I guide our academy players to watch the game more, especially the professional game if that’s what they’re aspiring to get to. Because the more you watch, the more you understand the game, and you’ll learn about the game more.
The more you know, when you’re playing the game, you see more because you understand more about the game. However, the professional game looks different to what an under 18 or 16 game looks like and much different to what a community or school game looks like.
How transferable are those cues for that individual? If you understand the game more deeply than someone who doesn’t, you’re probably going to see more in the game.
Does that necessarily make you a better decision-maker? I don’t think the answer is to ask players what they see and then get them to reflect on that. The reality is that many players don’t know what they’re seeing at the moment. Therefore they don’t really know why they made a decision. In reality, when we ask them to recall what they saw and then did, it’s not that accurate. They might even say what they think we want to hear.
I think we just get better at asking players what they see or might have been able to see and then try to guide them towards that. If anything, the only real positive of asking players what they see more is just creating a greater connection with that player. There is a deeper level of empathy for the experience they’re having at the moment. We’re not learning how to guide them to be better scanners.
IS SCANNING THE BEST WORD?
When doing my research, I talked to a former Special Forces Chief Instructor; in his 25 years, he had not heard of the term. Instead, their language was ‘situational awareness’. Perhaps this is a more appropriate phrase, but it stimulates more questions than answers. Are we consciously aware of the visual information we are looking for? Or is it subconscious? Or instinctive?
Think about when you make your best decisions in a game. How conscious was that thought? How deliberate was that decision, or did it just happen?
TRAINING FOR SCANNING
I believe you can recreate certain game moments to support scanning behaviour from my research. However, I’ve seen a coach standing at the back of the activity with a red cone or a green cone in the air. The players then react to the cone colour to make a decision. In my opinion, all that is teaching players to do is look for coloured cones – it doesn’t have any transfer or specificity to the game. We can recreate isolated moments where you can have conversations about what visual cues might be of significance but cones in the background… I’m not convinced.

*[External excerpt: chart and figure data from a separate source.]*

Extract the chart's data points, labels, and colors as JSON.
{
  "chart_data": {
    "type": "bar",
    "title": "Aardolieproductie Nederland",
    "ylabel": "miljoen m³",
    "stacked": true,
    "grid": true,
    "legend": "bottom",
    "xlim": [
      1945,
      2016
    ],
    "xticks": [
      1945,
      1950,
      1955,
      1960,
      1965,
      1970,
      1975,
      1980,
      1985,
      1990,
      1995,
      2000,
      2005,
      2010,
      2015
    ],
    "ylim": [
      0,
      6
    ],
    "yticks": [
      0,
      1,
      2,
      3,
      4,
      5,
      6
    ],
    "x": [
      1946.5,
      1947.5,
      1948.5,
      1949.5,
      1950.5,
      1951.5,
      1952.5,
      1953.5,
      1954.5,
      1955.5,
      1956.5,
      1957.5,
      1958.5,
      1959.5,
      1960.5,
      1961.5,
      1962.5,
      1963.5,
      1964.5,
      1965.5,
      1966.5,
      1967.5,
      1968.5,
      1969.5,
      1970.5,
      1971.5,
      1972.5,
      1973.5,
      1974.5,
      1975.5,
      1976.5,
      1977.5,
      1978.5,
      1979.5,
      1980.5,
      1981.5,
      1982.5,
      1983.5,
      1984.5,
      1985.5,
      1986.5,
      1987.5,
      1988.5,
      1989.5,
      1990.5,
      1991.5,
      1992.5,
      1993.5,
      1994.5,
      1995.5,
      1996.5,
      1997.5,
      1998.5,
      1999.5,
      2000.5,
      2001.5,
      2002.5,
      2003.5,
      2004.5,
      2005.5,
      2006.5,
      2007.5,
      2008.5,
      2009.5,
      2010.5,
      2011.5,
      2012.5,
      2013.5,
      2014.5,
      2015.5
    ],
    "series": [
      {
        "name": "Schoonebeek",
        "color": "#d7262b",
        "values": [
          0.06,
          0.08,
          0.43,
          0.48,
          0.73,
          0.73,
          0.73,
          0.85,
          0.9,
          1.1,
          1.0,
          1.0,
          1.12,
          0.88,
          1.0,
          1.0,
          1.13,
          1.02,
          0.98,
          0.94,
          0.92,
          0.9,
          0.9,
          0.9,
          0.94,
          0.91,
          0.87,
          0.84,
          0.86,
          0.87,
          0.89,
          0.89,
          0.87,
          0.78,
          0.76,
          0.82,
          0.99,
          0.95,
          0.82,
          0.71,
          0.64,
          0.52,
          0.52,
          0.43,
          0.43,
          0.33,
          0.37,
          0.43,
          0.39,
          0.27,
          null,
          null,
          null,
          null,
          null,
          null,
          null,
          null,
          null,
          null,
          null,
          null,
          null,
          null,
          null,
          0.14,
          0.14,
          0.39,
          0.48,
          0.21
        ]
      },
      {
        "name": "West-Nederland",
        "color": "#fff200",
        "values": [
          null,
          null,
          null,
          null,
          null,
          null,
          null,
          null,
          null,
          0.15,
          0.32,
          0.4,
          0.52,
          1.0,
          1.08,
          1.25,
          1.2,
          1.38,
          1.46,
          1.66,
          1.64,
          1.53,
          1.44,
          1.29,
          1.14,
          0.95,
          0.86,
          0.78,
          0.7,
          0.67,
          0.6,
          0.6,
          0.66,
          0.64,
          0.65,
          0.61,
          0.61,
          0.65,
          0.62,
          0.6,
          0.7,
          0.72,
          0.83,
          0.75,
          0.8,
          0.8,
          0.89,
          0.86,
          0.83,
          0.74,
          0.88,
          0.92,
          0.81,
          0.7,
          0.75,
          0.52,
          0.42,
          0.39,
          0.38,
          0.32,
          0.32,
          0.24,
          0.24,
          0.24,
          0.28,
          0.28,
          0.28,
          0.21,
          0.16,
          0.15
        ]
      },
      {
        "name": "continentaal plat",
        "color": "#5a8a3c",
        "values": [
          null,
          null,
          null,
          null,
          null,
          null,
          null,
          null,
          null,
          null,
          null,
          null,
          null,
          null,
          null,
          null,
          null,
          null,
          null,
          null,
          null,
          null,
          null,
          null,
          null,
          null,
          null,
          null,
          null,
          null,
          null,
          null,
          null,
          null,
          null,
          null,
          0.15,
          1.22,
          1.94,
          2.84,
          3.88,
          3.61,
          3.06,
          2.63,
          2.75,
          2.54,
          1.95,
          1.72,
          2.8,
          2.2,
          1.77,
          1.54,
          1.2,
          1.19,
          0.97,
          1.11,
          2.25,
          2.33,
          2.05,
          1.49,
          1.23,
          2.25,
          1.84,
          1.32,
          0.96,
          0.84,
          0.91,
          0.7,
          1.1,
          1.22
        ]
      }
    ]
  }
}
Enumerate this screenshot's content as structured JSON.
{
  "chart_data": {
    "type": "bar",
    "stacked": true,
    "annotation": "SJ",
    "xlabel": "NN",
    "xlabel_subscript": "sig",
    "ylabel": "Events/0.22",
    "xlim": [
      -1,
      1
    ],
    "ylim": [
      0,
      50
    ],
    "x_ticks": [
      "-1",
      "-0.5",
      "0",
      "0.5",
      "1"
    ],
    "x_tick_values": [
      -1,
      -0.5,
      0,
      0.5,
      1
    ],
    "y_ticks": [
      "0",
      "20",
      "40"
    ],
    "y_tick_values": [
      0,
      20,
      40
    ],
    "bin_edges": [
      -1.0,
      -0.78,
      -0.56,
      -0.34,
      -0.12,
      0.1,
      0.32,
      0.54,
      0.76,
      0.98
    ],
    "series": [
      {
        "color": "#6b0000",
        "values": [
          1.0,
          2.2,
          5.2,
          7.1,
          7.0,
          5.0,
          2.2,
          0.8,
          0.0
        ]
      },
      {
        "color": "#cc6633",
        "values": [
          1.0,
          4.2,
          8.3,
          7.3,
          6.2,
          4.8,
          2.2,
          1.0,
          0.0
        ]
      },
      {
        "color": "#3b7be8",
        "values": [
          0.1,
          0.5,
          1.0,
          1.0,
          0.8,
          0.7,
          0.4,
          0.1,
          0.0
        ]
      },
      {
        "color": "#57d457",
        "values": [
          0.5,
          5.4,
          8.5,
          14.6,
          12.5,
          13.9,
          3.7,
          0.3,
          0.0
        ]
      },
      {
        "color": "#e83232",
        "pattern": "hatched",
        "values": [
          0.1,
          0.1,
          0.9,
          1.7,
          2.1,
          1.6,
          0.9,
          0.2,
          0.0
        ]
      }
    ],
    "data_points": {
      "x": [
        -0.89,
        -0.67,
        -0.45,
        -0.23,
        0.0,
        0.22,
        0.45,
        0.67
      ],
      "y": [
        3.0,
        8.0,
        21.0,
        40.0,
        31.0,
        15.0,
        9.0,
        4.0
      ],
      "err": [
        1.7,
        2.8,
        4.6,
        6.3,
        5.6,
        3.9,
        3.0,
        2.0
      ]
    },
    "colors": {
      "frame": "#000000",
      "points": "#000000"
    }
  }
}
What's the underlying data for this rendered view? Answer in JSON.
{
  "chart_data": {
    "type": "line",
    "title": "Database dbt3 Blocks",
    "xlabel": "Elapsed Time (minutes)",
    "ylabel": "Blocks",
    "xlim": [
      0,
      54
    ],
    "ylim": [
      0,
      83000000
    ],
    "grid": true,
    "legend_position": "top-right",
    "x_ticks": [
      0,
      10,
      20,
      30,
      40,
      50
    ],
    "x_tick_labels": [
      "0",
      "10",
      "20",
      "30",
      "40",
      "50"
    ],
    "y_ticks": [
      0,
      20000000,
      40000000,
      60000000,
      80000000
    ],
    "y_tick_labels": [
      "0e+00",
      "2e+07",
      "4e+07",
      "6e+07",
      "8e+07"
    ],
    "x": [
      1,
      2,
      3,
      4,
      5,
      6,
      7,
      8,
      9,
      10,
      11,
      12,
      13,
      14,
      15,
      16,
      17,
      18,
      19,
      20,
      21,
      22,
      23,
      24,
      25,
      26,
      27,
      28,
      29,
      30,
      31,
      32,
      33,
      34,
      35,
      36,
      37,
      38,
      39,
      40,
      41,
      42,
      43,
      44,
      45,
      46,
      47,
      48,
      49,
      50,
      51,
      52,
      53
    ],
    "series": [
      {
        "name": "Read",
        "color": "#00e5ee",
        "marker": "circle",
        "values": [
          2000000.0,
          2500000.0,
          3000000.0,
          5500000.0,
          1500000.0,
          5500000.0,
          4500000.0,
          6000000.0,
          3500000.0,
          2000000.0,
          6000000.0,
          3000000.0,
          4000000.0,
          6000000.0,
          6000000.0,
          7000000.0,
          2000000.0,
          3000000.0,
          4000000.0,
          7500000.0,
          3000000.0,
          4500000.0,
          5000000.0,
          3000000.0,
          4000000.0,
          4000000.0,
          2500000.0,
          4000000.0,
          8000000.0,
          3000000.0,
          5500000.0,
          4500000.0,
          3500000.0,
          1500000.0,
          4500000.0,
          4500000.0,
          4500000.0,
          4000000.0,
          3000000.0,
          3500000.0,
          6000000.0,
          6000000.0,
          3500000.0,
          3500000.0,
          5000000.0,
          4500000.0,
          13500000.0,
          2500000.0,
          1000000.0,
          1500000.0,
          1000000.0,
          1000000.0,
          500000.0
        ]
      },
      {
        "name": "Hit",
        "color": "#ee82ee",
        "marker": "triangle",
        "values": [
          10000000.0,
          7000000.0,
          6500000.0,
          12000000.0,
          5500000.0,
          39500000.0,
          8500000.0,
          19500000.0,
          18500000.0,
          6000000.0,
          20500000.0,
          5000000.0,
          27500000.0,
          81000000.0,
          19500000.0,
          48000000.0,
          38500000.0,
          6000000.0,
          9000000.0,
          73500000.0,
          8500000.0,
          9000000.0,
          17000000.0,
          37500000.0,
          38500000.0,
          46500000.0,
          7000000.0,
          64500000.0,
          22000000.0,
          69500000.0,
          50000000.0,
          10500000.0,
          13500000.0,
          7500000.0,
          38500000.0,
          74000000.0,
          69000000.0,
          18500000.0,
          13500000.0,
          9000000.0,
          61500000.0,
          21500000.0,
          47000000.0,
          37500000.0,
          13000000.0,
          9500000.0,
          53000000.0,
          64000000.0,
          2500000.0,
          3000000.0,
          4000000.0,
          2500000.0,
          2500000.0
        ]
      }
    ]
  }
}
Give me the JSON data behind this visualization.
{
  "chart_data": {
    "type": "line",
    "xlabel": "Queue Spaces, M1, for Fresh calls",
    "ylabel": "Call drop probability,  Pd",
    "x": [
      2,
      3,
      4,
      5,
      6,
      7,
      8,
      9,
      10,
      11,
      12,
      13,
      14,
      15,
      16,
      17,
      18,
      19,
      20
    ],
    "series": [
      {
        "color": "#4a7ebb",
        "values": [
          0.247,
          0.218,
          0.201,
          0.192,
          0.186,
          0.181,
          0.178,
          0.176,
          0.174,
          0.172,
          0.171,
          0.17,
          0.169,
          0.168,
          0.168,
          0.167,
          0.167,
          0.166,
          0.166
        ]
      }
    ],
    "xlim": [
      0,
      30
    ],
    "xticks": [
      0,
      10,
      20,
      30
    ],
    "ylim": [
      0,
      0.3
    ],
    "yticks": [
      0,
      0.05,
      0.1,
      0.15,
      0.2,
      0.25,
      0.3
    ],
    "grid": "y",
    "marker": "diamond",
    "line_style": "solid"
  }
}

I don’t think it’s enough to be able to say, ‘When you see this, this is the decision’. For example, if you see a player doing something that goes against what the team might be trying to do, whether you’ve got a specific structure or pattern of play you’re working towards, is their individual decision only favourable if the outcome is also positive? As a coach, will I intervene only when the outcome is negative?
What if they did see a great opportunity? A couple of months ago, I saw our number eight go and do something completely different to what we’d discussed we could do. I asked him what he saw, and he said: “well, I saw if I go around here, I create an overload.”
He caught the ball and failed to execute the 3v2 he had subsequently created. Would I have intervened as a coach if he’d caught the ball, executed and scored? I’m not sure I would. I only intervened because his outcome wasn’t successful.
That’s another tricky area we have to navigate. Are we more curious about what players are scanning for only if the outcome’s harmful, and we turn a blind eye if it works out?
- It’s a myth that the more you look, the more you see, the better your decisions will be.
- Who you are will shape and guide what you look for. We can’t tell every player to look for the same information. We are too complex.
- I don’t think we’re anywhere near understanding how we might even be able to begin to coach it effectively.